There are 190 candidates vying for 132 seats in the National Assembly, up from 115 seats last time, said analysts familiar with the process in the impoverished country.

A foreign diplomat in Vientiane said the assembly has evolved from being "a pure rubber stamp" into an organ with its own identity that has criticised the government and even substantially revised some laws.

"I think the parliament is now a force here in politics," he said.

But analysts say real power still rests with the ruling Politburo and Central Committee already chosen in March at a five-yearly Congress by fewer than 600 party members.

New legislators are all likely to be members of the Lao People's Revolutionary Party, the diplomat said, requesting anonymity. Two "independents" in the last legislature eventually joined the party.

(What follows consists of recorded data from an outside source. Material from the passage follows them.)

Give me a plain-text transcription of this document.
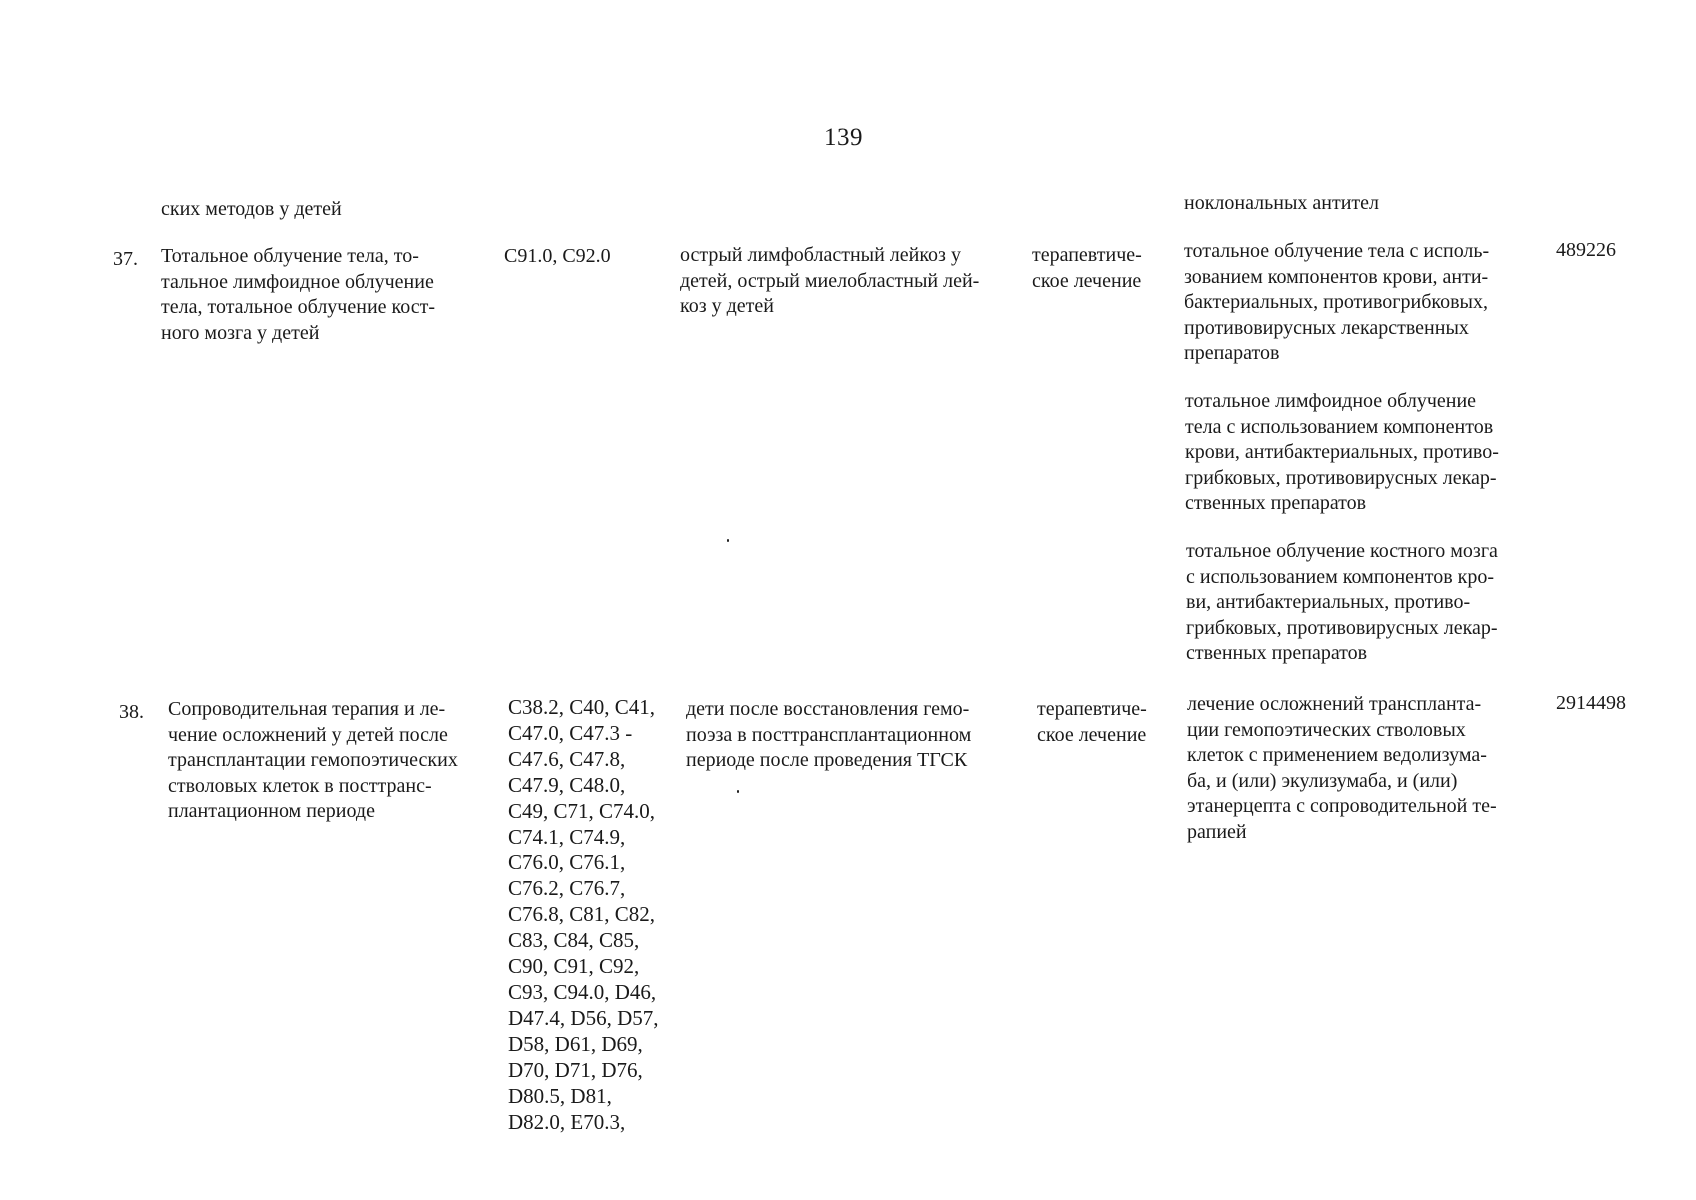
139
ских методов у детей	ноклональных антител
37. Тотальное облучение тела, то-
тальное лимфоидное облучение
тела, тотальное облучение кост-
ного мозга у детей
C91.0, C92.0	острый лимфобластный лейкоз у
детей, острый миелобластный лей-
коз у детей
терапевтиче-
ское лечение
тотальное облучение тела с исполь-
зованием компонентов крови, анти-
бактериальных, противогрибковых,
противовирусных лекарственных
препаратов
тотальное лимфоидное облучение
тела с использованием компонентов
крови, антибактериальных, противо-
грибковых, противовирусных лекар-
ственных препаратов
тотальное облучение костного мозга
с использованием компонентов кро-
ви, антибактериальных, противо-
грибковых, противовирусных лекар-
ственных препаратов
489226
38. Сопроводительная терапия и ле-
чение осложнений у детей после
трансплантации гемопоэтических
стволовых клеток в посттранс-
плантационном периоде
C38.2, C40, C41,
C47.0, C47.3 -
C47.6, C47.8,
C47.9, C48.0,
C49, C71, C74.0,
C74.1, C74.9,
C76.0, C76.1,
C76.2, C76.7,
C76.8, C81, C82,
C83, C84, C85,
C90, C91, C92,
C93, C94.0, D46,
D47.4, D56, D57,
D58, D61, D69,
D70, D71, D76,
D80.5, D81,
D82.0, E70.3,
дети после восстановления гемо-
поэза в посттрансплантационном
периоде после проведения ТГСК
терапевтиче-
ское лечение
лечение осложнений транспланта-
ции гемопоэтических стволовых
клеток с применением ведолизума-
ба, и (или) экулизумаба, и (или)
этанерцепта с сопроводительной те-
рапией
2914498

Martin Stuart-Fox, a Laos specialist at the University of Queensland in Australia, agreed the assembly has sometimes been more critical of the government, "but the problem is how far does it go?"

The assembly has discussed the country's corruption problem but nobody of any significance in the country has ever been prosecuted, he said.

"I'm sure that nothing is discussed that the party doesn't want discussed," Stuart-Fox said.

The state-controlled Vientiane Times on Friday said the assembly "has brought positive changes to the performance of the government and judicial bodies."

In June, the newly elected assembly will formally adopt the composition of a new government, decided behind closed doors during the party congress.

Choummaly Sayasone, who was re-elected to the country's top post of party leader during the meeting, is also expected to be named to the joint position of president, the diplomat said.

Thongsing Thammavon is expected to stay on as prime minister. The former president of the assembly became the head of the government in December after the surprise resignation of his predecessor.

Both Vietnam and China vie for influence in landlocked Laos, which is home to about 6 million people.

More than 3 million are eligible to vote in the polls which will be broadcast live on television and radio, the Vientiane Times said.